While this festival is a great time for attendees to celebrate American food, culture, and history, there are even bigger lessons for economic development and global entrepreneurship, specifically on how to build more opportunities for U.S./Norway relations. One of the main takeaways is the importance of partnership strategies and community connections.
The festival thrives on strategic partners and both formal and informal networks. Olsen presented the findings from this experience at the North Atlantic Forum in Bø, Telemark, in September.

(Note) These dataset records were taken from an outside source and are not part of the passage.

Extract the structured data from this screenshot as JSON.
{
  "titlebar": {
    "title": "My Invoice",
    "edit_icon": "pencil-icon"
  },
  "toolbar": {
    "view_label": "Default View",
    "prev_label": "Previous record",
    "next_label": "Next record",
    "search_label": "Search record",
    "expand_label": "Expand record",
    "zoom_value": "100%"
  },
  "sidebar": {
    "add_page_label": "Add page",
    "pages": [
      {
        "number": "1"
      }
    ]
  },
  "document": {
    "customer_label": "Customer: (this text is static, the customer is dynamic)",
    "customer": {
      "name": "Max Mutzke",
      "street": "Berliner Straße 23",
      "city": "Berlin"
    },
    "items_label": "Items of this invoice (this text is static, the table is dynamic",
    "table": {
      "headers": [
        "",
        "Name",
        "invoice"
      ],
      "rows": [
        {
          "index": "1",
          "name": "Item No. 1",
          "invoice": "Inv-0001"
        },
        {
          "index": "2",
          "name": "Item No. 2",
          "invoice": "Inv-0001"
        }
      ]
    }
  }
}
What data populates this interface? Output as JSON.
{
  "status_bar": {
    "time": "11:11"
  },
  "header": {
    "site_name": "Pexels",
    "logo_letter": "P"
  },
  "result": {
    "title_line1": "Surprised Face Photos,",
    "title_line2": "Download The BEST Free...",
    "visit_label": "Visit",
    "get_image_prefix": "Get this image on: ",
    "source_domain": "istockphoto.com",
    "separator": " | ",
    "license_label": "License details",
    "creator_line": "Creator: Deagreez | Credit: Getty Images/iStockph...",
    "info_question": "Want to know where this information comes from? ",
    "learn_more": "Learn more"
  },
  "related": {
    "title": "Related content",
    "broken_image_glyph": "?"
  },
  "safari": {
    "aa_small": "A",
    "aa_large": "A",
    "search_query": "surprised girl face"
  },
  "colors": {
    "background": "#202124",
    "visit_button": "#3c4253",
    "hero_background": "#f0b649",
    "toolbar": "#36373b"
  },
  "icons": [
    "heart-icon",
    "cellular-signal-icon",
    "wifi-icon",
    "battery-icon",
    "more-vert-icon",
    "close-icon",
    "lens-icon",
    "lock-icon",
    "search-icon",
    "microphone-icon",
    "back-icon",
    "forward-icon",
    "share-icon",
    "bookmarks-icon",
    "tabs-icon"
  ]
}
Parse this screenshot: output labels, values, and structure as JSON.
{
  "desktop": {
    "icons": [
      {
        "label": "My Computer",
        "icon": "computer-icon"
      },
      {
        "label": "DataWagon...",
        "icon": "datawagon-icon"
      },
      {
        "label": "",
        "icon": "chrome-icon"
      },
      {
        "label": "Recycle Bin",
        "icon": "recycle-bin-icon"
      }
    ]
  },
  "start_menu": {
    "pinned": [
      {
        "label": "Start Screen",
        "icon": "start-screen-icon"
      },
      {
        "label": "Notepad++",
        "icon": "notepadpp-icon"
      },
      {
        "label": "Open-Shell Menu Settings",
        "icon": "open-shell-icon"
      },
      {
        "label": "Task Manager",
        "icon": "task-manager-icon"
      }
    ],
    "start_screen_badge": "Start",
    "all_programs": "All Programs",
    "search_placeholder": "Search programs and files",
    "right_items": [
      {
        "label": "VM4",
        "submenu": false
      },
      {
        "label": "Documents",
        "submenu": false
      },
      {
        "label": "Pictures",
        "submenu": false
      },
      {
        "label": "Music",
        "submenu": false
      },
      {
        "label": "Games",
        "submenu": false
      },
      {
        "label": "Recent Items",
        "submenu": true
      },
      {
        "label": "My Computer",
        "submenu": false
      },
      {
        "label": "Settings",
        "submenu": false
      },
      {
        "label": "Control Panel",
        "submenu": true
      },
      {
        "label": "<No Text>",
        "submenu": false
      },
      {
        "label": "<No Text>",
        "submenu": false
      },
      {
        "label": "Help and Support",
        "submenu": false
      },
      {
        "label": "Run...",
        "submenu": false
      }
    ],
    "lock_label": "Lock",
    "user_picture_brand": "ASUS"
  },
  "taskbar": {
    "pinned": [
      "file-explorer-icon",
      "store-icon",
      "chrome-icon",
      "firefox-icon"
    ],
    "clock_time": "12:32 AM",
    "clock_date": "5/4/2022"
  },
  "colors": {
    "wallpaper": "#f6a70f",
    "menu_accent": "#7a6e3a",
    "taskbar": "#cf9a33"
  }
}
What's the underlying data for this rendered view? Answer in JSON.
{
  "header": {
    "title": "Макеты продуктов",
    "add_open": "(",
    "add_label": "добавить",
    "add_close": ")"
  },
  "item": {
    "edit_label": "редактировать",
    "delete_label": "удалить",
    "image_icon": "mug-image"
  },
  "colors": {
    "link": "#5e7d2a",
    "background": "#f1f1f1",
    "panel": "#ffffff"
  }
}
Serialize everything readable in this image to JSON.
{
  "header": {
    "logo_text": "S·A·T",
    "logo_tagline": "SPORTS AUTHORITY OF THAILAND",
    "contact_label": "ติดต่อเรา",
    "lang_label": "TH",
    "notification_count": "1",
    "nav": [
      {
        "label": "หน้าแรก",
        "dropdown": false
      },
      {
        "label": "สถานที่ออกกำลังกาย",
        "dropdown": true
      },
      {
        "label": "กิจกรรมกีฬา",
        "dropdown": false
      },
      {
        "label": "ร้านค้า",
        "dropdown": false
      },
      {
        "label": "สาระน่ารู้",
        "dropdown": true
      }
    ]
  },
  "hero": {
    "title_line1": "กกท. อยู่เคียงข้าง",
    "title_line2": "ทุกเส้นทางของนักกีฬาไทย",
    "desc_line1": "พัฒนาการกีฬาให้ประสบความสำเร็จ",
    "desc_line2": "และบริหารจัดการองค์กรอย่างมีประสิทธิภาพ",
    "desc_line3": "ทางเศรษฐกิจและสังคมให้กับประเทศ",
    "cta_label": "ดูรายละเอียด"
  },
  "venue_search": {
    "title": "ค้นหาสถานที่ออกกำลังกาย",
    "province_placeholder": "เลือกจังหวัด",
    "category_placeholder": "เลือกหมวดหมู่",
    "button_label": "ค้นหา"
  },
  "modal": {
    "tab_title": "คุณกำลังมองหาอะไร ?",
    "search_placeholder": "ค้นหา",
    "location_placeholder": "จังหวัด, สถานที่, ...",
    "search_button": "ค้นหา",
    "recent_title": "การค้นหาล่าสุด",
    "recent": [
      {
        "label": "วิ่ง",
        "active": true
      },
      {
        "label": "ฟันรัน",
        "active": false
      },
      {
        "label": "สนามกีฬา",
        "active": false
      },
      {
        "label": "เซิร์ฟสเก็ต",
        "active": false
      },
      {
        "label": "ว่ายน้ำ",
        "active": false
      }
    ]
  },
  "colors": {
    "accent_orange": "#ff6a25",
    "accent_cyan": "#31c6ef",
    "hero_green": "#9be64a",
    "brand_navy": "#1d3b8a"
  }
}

The festival also reinforces the importance of internationalization in the local communities and the delicate balance between embracing local but thinking global. There are tremendous opportunities in the rural areas of Norway to create experiences that can appeal to festival attendees, and the festival model allows for a natural “pop-up” approach—or you could say incubation approach—to test out new concepts. Finally, the approach highlighted the realization that entrepreneurship is borderless. This festival gives people a great opportunity to bring new ideas together and present and execute them on a reasonable scale.
Beyond Olsen’s setup of the Dream in Progress booth, the entire festival is a dream in progress: not only the actual festival itself but also the experience for all the vendors and performers and visitors, too. It is a congested hub of entrepreneurship and culture that enables everyone to learn from each other and launch new ideas. Everyone can think outside the barrel.